Ein Neubeginnen…

Hieronymus Bosch (1450-1516)

Für mich ist es schwierig, mich in so manche Glaubensansichten hinein zu denken.

Atheisten glauben demnach an nichts. Ein sinnloses Leben, das irgendwann endet und im Nichts verläuft.

Anhänger des Christentums findet man in der katholischen und in der evangelischen Kirche, obwohl deren Glaubensrichtungen völlig auseinander laufen. Ob Heilige Schrift und deren Überlieferungen oder lediglich die Heilige Schrift, vieles ist nicht vergleichbar.

Beide beten „Dein Reich komme…“. Was ist das für ein Reich? So wartet man die Wiederkunft Christi, obwohl Jesus zu Lebzeiten sagte: „Mein Reich ist nicht von dieser Welt.“
Demnach soll Gott die Menschen der Endzeit für die neue Welt auswählen. Die Guten ins Töpfchen, die Schlechten ins Kröpfchen? Zunächst der Schlaf bis zum ‚Jüngsten Tag des Gerichts‘, dann das Erwachen im alten Körper des längst Verstorbenen, das Urteil, die Verdammnis und möglicherweise Vernichtung?

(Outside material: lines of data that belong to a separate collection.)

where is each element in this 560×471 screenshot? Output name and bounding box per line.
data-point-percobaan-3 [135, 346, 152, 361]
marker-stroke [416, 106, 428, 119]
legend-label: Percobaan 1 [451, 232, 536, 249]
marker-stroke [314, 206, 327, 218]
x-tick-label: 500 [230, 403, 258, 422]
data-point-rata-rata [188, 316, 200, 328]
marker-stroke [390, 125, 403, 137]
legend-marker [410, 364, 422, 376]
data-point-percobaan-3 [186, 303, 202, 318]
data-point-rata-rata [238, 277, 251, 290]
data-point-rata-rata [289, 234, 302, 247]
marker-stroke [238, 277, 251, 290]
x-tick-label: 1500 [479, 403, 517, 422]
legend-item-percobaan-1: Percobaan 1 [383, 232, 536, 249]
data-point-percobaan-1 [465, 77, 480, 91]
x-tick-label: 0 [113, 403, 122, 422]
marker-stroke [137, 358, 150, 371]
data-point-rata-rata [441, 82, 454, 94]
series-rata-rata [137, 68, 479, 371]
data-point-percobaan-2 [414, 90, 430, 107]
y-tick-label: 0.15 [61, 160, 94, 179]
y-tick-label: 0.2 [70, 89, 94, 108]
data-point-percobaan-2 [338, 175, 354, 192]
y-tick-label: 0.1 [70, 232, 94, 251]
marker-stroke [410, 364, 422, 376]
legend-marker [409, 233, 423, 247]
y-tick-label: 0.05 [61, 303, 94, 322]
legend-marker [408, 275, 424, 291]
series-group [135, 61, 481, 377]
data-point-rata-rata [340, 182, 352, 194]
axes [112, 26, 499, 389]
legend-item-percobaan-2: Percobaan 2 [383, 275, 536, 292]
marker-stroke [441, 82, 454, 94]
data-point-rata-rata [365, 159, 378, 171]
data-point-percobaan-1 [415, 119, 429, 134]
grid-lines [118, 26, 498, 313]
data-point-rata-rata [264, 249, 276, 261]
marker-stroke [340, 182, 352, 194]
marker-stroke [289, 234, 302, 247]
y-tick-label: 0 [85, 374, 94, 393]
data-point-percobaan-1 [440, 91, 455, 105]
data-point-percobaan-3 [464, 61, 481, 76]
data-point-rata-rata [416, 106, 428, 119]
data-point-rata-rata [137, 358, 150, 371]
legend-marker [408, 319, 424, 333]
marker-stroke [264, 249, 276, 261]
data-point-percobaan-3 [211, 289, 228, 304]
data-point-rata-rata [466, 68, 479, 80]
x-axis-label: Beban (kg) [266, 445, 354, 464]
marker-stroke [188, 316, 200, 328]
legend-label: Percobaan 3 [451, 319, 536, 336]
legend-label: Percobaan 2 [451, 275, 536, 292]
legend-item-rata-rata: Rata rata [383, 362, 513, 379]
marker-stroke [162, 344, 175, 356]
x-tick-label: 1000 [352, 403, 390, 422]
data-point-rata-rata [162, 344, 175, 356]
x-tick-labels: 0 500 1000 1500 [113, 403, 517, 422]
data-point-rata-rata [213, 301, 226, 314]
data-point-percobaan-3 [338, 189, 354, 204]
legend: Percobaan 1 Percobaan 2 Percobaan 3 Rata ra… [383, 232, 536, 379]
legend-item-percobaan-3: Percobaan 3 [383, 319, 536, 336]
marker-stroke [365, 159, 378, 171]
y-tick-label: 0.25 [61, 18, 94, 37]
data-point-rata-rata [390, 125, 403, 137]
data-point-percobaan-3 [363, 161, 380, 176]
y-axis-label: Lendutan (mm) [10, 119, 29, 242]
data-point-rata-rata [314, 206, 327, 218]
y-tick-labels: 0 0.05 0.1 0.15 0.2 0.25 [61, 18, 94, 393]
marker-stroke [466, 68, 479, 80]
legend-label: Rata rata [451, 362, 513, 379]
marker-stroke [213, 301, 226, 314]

Das stellt nicht den liebevollen, gerechten Gott dar. Da hat Gott eher menschliche Züge, die sich in den Kirchen widerspiegeln.

Wer sündigt, kommt in das Fegefeuer und in die Hölle. Hinzu kam die Erbsünde, die den Gläubigen ein schlechtes Gewissen machen sollte. Die alten Glaubenssätze mussten Platz machen vor neuen theologischen Grundgedanken und den weltlichen, wirtschaftlichen Überlegungen der Priester.

Daran soll ich glauben? Das ist Willkür! Das ist Sünde! Sünde ist immer eine Tat, die bewusst begangen wird, um anderen zu schaden und um sich selbst zu bereichern.

Die größtenteils ungebildete Volksmasse der frühen Zeitalter wurde ohnehin dumm gehalten. Sogar das Lesen der Heiligen Schrift war dem Normalsterblichen des Mittelalters unter Todesstrafe verboten. Die Lehre von der Wiedergeburt passte ganz und gar nicht zur Katholischen Schriftauslegung, denn sie entschärfte deren ‚Druckmittel‘ der Angst machenden ewigen Höllenqualen, der Verdammnis und des Gerichts. Für den Verkauf der Ablasszettel, mit dem der Bau des Vatikans und die Inquisition finanziert worden sind, brauchte man keinen gerechten Gott. Den konnte die Kirche nicht für ihre Zwecke einsetzen. Ein ungerechter, strafender, blutrünstiger und böser Gott wurde erfunden, der seine „Kinder“ tötet und nicht liebt – genau wie im Alten Testament.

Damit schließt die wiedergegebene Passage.